Kostanian a souligné que l’Arménie possède des droits de propriété sur le projet et qu'elle est fortement intéressée par l’ouverture de nouvelles communications. À l’échelle nationale, cela permettrait de relier le nord et le sud de l’Arménie via le chemin de fer passant par Nakhitchevan, mais aussi, plus largement, de connecter le Golfe persique à la mer Noire.

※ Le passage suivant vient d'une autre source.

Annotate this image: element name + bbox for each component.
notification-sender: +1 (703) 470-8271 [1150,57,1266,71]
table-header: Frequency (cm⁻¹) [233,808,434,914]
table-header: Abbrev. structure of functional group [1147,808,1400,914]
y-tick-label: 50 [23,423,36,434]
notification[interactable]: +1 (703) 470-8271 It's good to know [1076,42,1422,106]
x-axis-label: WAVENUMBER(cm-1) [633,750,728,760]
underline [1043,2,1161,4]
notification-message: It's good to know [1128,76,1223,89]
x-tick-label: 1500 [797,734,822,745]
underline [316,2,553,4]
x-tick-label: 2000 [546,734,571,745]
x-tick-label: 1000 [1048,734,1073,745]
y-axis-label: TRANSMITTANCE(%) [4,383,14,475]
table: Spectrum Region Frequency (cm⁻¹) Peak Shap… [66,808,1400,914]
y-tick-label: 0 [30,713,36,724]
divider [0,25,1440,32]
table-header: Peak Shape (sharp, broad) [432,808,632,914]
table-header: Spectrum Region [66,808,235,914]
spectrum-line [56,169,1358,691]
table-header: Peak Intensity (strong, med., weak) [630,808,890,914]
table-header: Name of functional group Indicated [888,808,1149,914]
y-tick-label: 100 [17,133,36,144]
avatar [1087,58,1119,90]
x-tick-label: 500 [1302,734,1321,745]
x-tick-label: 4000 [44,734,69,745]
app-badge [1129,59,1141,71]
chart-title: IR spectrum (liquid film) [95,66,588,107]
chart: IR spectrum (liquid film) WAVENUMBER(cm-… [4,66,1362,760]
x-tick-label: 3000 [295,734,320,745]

Le vice-ministre a également évoqué des initiatives concrètes de coopération : l’importation de céréales du Kazakhstan via les chemins de fer azerbaïdjanais et géorgiens constitue un exemple réussi d’intégration régionale. Par ailleurs, des discussions sont en cours avec les États-Unis pour créer une coentreprise arméno-américaine, soulignant l’intérêt stratégique et économique du projet.
Kostanian a enfin abordé la normalisation des relations avec l’Azerbaïdjan, parlant de « l’institutionnalisation de la paix ». Les deux pays ont déjà lancé des échanges commerciaux directs, comme l’importation de carburant, et préparent des exportations arméniennes vers l’Azerbaïdjan. Des rencontres entre sociétés civiles et des consultations tripartites avec la Géorgie sont également en cours, démontrant une approche multidimensionnelle de la coopération régionale.
Pour Kostanian, TRIPP n’est pas qu'un projet ferroviaire, mais un catalyseur potentiel pour transformer le Caucase en un carrefour stratégique reliant Europe, Asie et Moyen-Orient. Une vision ambitieuse qui pourrait redessiner durablement l’économie et la diplomatie de la région.